Why is DACA important for startups?

What is a DACA in finance?

A Deposit Account Control Agreement (DACA) is a legal agreement used in secured lending that gives a lender control over a borrower’s deposit account. By establishing control, the lender gains priority over the funds if the borrower defaults. DACAs ensure that cash in specific accounts can be directed to the lender, improving collateral protection. They are commonly used in asset-based lending, project finance, and any transaction where lenders rely on cash proceeds as a primary repayment source or credit enhancement.

What is a DACA loan?

A DACA loan generally refers to a credit facility that relies on a Deposit Account Control Agreement as a key security mechanism. The loan is secured by cash in designated deposit accounts, and the DACA ensures the lender has first claim to those funds if the borrower defaults.

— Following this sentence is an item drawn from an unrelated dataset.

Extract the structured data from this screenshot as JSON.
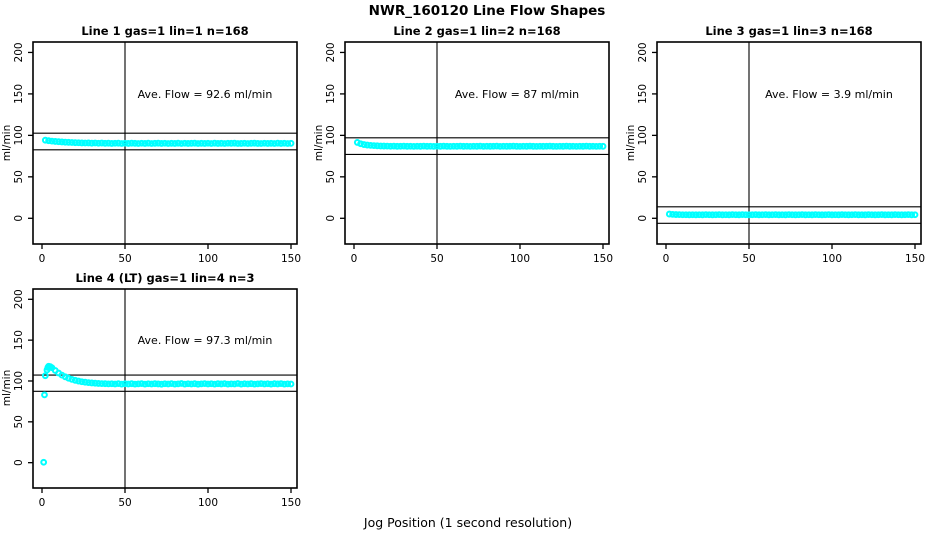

This structure is common in asset-based loans, revenue-focused financing, and deals where predictable cash flows support repayment. By using a DACA, lenders mitigate risk while borrowers gain access to credit backed by controlled cash accounts.

Can DACA open a bank account?

Yes. DACA recipients (Deferred Action for Childhood Arrivals) can open bank accounts in the United States. Most banks accept forms of identification such as an Employment Authorization Document (EAD), Social Security Number (if issued), and valid government-issued ID from the U.S. or home country. Requirements vary by institution, but many credit unions and banks welcome DACA recipients. Account options typically include checking, savings, and sometimes credit products, depending on the applicant’s documentation and the bank’s internal lending criteria.

What is the difference between lockbox and DACA?

A lockbox is a service where customer payments are directed to a bank-managed mailbox so funds can be processed and deposited quickly, giving lenders visibility into cash inflows. A DACA, on the other hand, is a legal agreement giving a lender control over a borrower’s deposit account. While a lockbox manages the collection of payments, a DACA governs legal rights over the cash once deposited. Lockboxes support operational efficiency; DACAs establish enforceable lender priority and collateral control during financial distress or default.

What are the 4 types of deposit accounts?

The four common types of deposit accounts are checking accounts, savings accounts, money market accounts, and certificates of deposit (CDs). Checking accounts are used for everyday transactions and offer high liquidity. Savings accounts earn modest interest and are designed for storing funds. Money market accounts typically pay higher interest and may require larger balances. CDs lock funds for a fixed term with higher guaranteed returns. Together, these account types serve different purposes—transactional use, saving, earning interest, or long-term deposit planning.

What is DACA finance?

DACA finance refers to lending arrangements that rely on a Deposit Account Control Agreement to secure repayment. In these structures, lenders use DACAs to obtain “control” over deposit accounts, ensuring they have priority over the funds if the borrower defaults. This approach is common in asset-based lending, project finance, and cash-flow-driven loans where reliable account deposits are crucial. DACA finance enhances lender protections, reduces credit risk, and supports borrowers who may not have traditional hard collateral but maintain consistent cash inflows.

What do you need for a DACA loan?

For a DACA loan (either a loan secured by a Deposit Account Control Agreement or a loan for DACA recipients), requirements vary. In secured lending, you need a designated deposit account, cooperation from the bank to sign the DACA, and standard financial documentation. For DACA recipients seeking personal or mortgage loans, lenders typically require an Employment Authorization Document, proof of income, credit history, ID, and sometimes a Social Security Number. Requirements depend on the lender’s underwriting policies and loan type.